Obviously the answer to this question is more complicated than one journalist can answer in a single story, and may never be completely realized, but pursuing answers is important not just to satisfy our own human compulsions to make sense of senseless tragedies, but also because the better we understand people like Dzhokhar Tsarnaev, the better we will be able to prevent future devastation.
In her reporting, Reitman found apparent warning signs. For example, Tsarnaev told one friend he believed terrorism can be justified, and told another he knew how to make a bomb. If friends of aspiring terrorists truly understand that the people they think they know so well may have an unthinkable dark side, they may not shrug off such statements they way Tsarnaev’s friends did.
As for the cover, criticisms that the magazine could have run a less glamorous picture, or not put Tsarnaev on the cover at all are valid but not satisfactory. The picture Rolling Stone chose to run and the prominence of the location drive home the point of the story: He was, to the untrained eye, a normal teenager who took glam shots of himself, but he possessed enough evil within him to shake a city to its core; and that is the most horrifying thing about this tragic ordeal.

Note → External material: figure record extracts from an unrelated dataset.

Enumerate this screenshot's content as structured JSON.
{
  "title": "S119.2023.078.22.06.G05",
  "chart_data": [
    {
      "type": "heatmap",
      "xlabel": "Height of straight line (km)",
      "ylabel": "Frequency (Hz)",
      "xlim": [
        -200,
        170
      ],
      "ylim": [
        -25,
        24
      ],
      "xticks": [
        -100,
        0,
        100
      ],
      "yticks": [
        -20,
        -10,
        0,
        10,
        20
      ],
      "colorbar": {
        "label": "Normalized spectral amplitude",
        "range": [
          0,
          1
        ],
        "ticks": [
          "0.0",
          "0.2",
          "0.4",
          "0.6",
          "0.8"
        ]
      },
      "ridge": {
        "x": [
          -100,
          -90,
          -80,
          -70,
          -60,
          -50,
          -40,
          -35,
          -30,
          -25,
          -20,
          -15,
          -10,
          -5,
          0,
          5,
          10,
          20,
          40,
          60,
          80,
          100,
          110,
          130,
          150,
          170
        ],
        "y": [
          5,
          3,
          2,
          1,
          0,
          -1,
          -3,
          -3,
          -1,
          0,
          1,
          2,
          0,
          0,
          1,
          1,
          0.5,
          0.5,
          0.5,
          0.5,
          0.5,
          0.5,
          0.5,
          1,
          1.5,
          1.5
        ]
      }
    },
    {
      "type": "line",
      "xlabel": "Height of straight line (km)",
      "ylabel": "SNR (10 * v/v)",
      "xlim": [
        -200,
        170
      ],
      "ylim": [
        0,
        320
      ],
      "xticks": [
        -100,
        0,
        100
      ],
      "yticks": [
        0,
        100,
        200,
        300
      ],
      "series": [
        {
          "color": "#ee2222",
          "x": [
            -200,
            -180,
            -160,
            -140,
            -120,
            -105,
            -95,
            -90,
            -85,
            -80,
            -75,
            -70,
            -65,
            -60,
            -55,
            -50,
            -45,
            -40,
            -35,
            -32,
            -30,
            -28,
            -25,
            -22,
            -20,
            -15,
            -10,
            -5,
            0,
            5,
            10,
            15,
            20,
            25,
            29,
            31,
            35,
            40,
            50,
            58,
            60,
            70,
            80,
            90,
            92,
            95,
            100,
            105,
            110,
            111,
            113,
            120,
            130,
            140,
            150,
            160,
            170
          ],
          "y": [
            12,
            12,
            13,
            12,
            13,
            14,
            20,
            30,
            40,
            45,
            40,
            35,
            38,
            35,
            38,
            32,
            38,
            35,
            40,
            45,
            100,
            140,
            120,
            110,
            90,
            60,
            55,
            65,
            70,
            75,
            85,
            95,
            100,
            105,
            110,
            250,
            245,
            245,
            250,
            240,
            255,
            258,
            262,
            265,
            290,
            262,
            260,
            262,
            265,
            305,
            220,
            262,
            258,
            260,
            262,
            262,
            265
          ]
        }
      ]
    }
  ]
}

It is completely understandable that people do not want to give so much public attention to such a terrible person, especially considering the asinine group of supporters he has preaching his innocence. Regardless, this is an occasion in which rational thought must triumph over emotion; Tsarnaev presents an important case study in understanding why people like him chose to do the things they do. As tempting as it is, it would be highly irresponsible to ignore him. By removing the magazine from the bookstore, Northeastern is doing just this. For a profit-making entity like CVS to do this is one thing, but for an academic institution to do this is simply shameful.